Progress with the Sea Hunter will also involve replacing a turret on top of the drone with a range of sensors for ISR, surface-oriented technologies, weapons and electronic warfare systems, Rucker said.
“It will have an ability to work with the surface force, do command and control and go investigate,” Rucker added.
If the Sea Hunter is both more autonomous and armed with lethal weapons in the future, it will be engineered to align with current Pentagon doctrine which says any use of lethal force must hinge upon a human decision-maker in the role of command and control.
The Pentagon’s research arm is also extending testing of its sub-hunting drone able to travel autonomously for up to 90 days using sensors and sonar technology to search for enemy submarines and other airborne and undersea threats such as mines.
Navy Unmanned Surface Vehicle Master Plan
Meanwhile, the Navy is also developing refueling Unmanned Surface Vehicles that are launched and recovered from a host ship. A refueling and data transfer system that is remote from the host ship and proximate to the USV operating area will allow a substantially greater fraction of a Navy USVs’ endurance to be spent on performing the mission rather than on non-mission activities associated with refueling, including transiting to and from the host ship and being deployed and recovered on the host ship.
This effort, asking industry to design, build, test and demonstrate a prototype USV to be called Offboard Refueling and Data Transfer System, or ORADTS. It will be designed to be more rugged and survivable than existing USVs and travel at longer ranges to extend mission possibilities.
“The ORADTS design must improve on previous designs by providing a more robust system that enhances system usability in higher sea states, reliability, and maintainability for implementation in Navy operations,” a Navy Broad Area Announcement states.
This initiative represents a portion of the execution or operational manifestation of a 2007 service roadmap called “The Navy Unmanned Surface Vehicle Master Plan,” which calls for the eventual combat deployment of a broad range of USVs to include ships for countermine missions, surface warfare, anti-submarine warfare, Special Operations support and electronic warfare, among other things.

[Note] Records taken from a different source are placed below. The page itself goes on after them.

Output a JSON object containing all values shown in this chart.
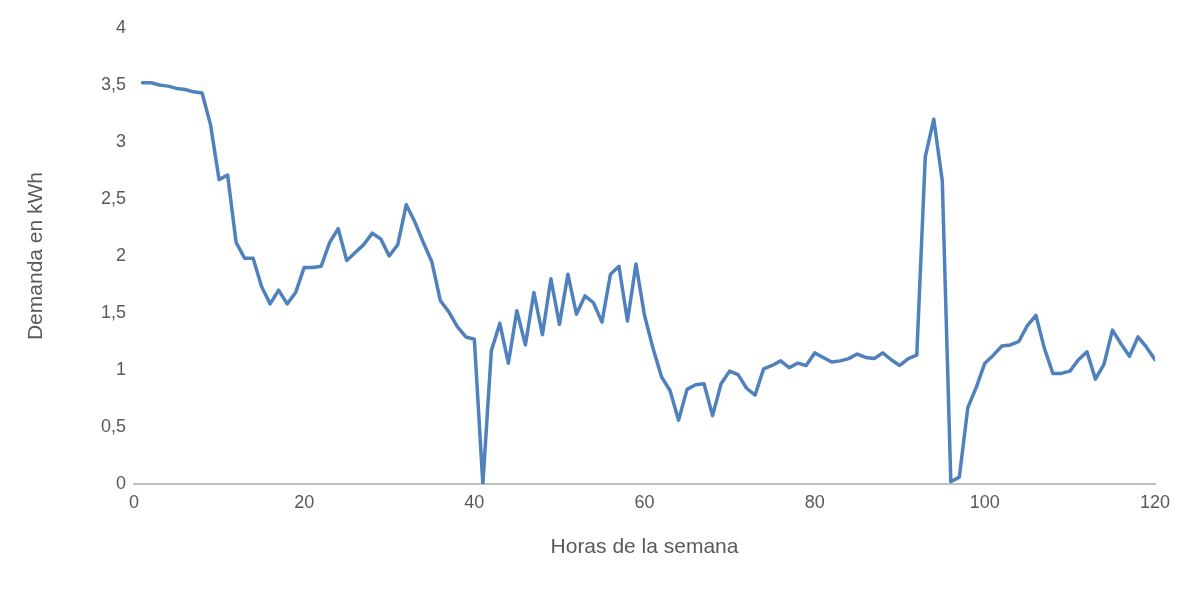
{
  "chart_data": {
    "type": "line",
    "xlabel": "Horas de la semana",
    "ylabel": "Demanda en kWh",
    "x": [
      1,
      2,
      3,
      4,
      5,
      6,
      7,
      8,
      9,
      10,
      11,
      12,
      13,
      14,
      15,
      16,
      17,
      18,
      19,
      20,
      21,
      22,
      23,
      24,
      25,
      26,
      27,
      28,
      29,
      30,
      31,
      32,
      33,
      34,
      35,
      36,
      37,
      38,
      39,
      40,
      41,
      42,
      43,
      44,
      45,
      46,
      47,
      48,
      49,
      50,
      51,
      52,
      53,
      54,
      55,
      56,
      57,
      58,
      59,
      60,
      61,
      62,
      63,
      64,
      65,
      66,
      67,
      68,
      69,
      70,
      71,
      72,
      73,
      74,
      75,
      76,
      77,
      78,
      79,
      80,
      81,
      82,
      83,
      84,
      85,
      86,
      87,
      88,
      89,
      90,
      91,
      92,
      93,
      94,
      95,
      96,
      97,
      98,
      99,
      100,
      101,
      102,
      103,
      104,
      105,
      106,
      107,
      108,
      109,
      110,
      111,
      112,
      113,
      114,
      115,
      116,
      117,
      118,
      119,
      120
    ],
    "series": [
      {
        "color": "#4f81bd",
        "values": [
          3.52,
          3.52,
          3.5,
          3.49,
          3.47,
          3.46,
          3.44,
          3.43,
          3.15,
          2.67,
          2.71,
          2.12,
          1.98,
          1.98,
          1.73,
          1.58,
          1.7,
          1.58,
          1.68,
          1.9,
          1.9,
          1.91,
          2.12,
          2.24,
          1.96,
          2.03,
          2.1,
          2.2,
          2.15,
          2.0,
          2.1,
          2.45,
          2.3,
          2.12,
          1.95,
          1.61,
          1.51,
          1.38,
          1.29,
          1.27,
          0,
          1.17,
          1.41,
          1.06,
          1.52,
          1.22,
          1.68,
          1.31,
          1.8,
          1.4,
          1.84,
          1.49,
          1.65,
          1.59,
          1.42,
          1.84,
          1.91,
          1.43,
          1.93,
          1.48,
          1.19,
          0.94,
          0.82,
          0.56,
          0.83,
          0.87,
          0.88,
          0.6,
          0.88,
          0.99,
          0.96,
          0.84,
          0.78,
          1.01,
          1.04,
          1.08,
          1.02,
          1.06,
          1.04,
          1.15,
          1.11,
          1.07,
          1.08,
          1.1,
          1.14,
          1.11,
          1.1,
          1.15,
          1.09,
          1.04,
          1.1,
          1.13,
          2.87,
          3.2,
          2.66,
          0.02,
          0.06,
          0.67,
          0.85,
          1.06,
          1.13,
          1.21,
          1.22,
          1.25,
          1.39,
          1.48,
          1.19,
          0.97,
          0.97,
          0.99,
          1.09,
          1.16,
          0.92,
          1.05,
          1.35,
          1.23,
          1.12,
          1.29,
          1.2,
          1.09
        ]
      }
    ],
    "xlim": [
      0,
      120
    ],
    "xticks": [
      0,
      20,
      40,
      60,
      80,
      100,
      120
    ],
    "ylim": [
      0,
      4
    ],
    "yticks": [
      0,
      {
        "value": 0.5,
        "label": "0,5"
      },
      1,
      {
        "value": 1.5,
        "label": "1,5"
      },
      2,
      {
        "value": 2.5,
        "label": "2,5"
      },
      3,
      {
        "value": 3.5,
        "label": "3,5"
      },
      4
    ],
    "grid": false,
    "legend": false,
    "marker": "none",
    "line_style": "solid"
  }
}
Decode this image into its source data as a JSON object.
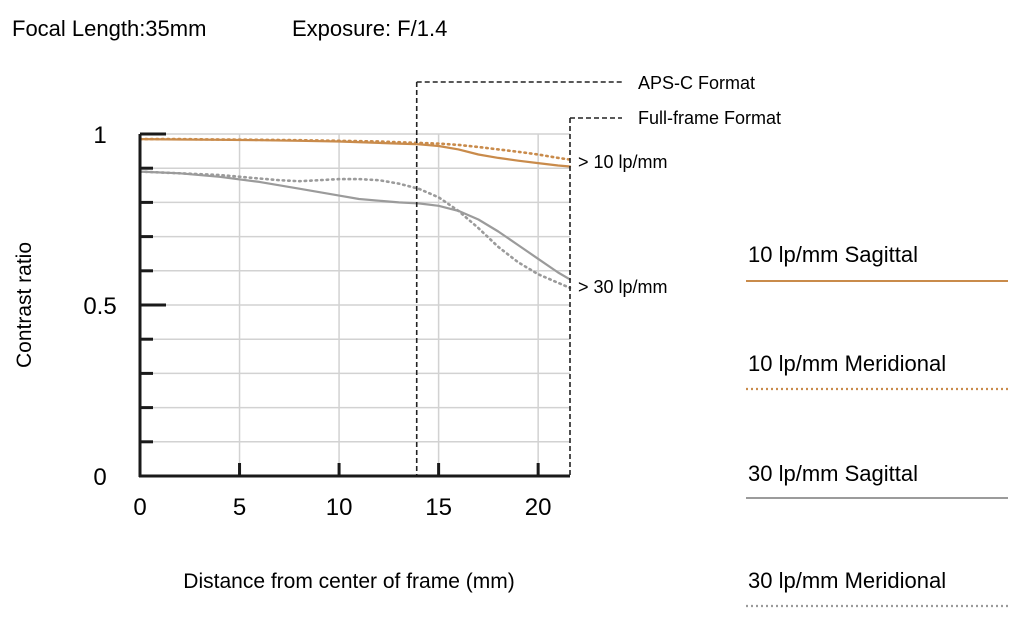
{
  "chart_data": {
    "type": "line",
    "title": "Focal Length:35mm",
    "subtitle": "Exposure: F/1.4",
    "xlabel": "Distance from center of frame (mm)",
    "ylabel": "Contrast ratio",
    "xlim": [
      0,
      21.6
    ],
    "ylim": [
      0,
      1
    ],
    "xticks": [
      0,
      5,
      10,
      15,
      20
    ],
    "xtick_labels": [
      "0",
      "5",
      "10",
      "15",
      "20"
    ],
    "yticks": [
      0,
      0.5,
      1
    ],
    "ytick_labels": [
      "0",
      "0.5",
      "1"
    ],
    "grid": true,
    "legend_position": "right",
    "series": [
      {
        "name": "10 lp/mm Sagittal",
        "style": "solid",
        "color": "#c98b4b",
        "x": [
          0,
          2,
          4,
          6,
          8,
          10,
          12,
          13,
          14,
          15,
          16,
          17,
          18,
          19,
          20,
          21,
          21.6
        ],
        "y": [
          0.985,
          0.984,
          0.983,
          0.982,
          0.98,
          0.978,
          0.974,
          0.972,
          0.97,
          0.965,
          0.955,
          0.94,
          0.93,
          0.922,
          0.915,
          0.908,
          0.905
        ]
      },
      {
        "name": "10 lp/mm Meridional",
        "style": "dotted",
        "color": "#c98b4b",
        "x": [
          0,
          2,
          4,
          6,
          8,
          10,
          12,
          13,
          14,
          15,
          16,
          17,
          18,
          19,
          20,
          21,
          21.6
        ],
        "y": [
          0.985,
          0.985,
          0.984,
          0.983,
          0.982,
          0.98,
          0.978,
          0.976,
          0.974,
          0.972,
          0.968,
          0.962,
          0.955,
          0.948,
          0.94,
          0.93,
          0.925
        ]
      },
      {
        "name": "30 lp/mm Sagittal",
        "style": "solid",
        "color": "#9b9b9b",
        "x": [
          0,
          2,
          4,
          6,
          8,
          10,
          11,
          12,
          13,
          14,
          15,
          16,
          17,
          18,
          19,
          20,
          21,
          21.6
        ],
        "y": [
          0.89,
          0.885,
          0.875,
          0.86,
          0.84,
          0.82,
          0.81,
          0.805,
          0.8,
          0.797,
          0.79,
          0.775,
          0.75,
          0.715,
          0.675,
          0.635,
          0.595,
          0.575
        ]
      },
      {
        "name": "30 lp/mm Meridional",
        "style": "dotted",
        "color": "#9b9b9b",
        "x": [
          0,
          2,
          4,
          6,
          7,
          8,
          9,
          10,
          11,
          12,
          13,
          14,
          15,
          16,
          17,
          18,
          19,
          20,
          21,
          21.6
        ],
        "y": [
          0.89,
          0.885,
          0.88,
          0.87,
          0.865,
          0.862,
          0.865,
          0.868,
          0.868,
          0.865,
          0.855,
          0.84,
          0.815,
          0.775,
          0.725,
          0.67,
          0.625,
          0.59,
          0.565,
          0.55
        ]
      }
    ],
    "annotations": [
      {
        "text": "APS-C Format",
        "x": 13.9,
        "kind": "vertical-dashed-line"
      },
      {
        "text": "Full-frame Format",
        "x": 21.6,
        "kind": "vertical-dashed-line"
      },
      {
        "text": "> 10 lp/mm",
        "y": 0.93,
        "kind": "series-group-label"
      },
      {
        "text": "> 30 lp/mm",
        "y": 0.56,
        "kind": "series-group-label"
      }
    ]
  }
}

Plans for USVs include a small “X-class” of boats, a 7-meter “Harbor Class,” a “Snorkeler-Class” and an 11-meter “Fleet-Class” boat, the master plan states.
The currently-sought after ORADTS refueling USV is slated to be a larger “Fleet-Class” USV.
“It is approximately 38.5 ft in length, 10.5 ft beam and full load displacement 21,400 lbs. It can carry between 400 and 650 gallons of diesel fuel marine (DFM) and uses fuel at a rate between 25 and 40 gallons/hr.,” Navy documents describe.
The refueling port of the USV is located on the starboard side of the craft, above the waterline, about midship. There will be up to 2 terabytes of data to be offloaded from the USV, per refueling iteration, the documents add.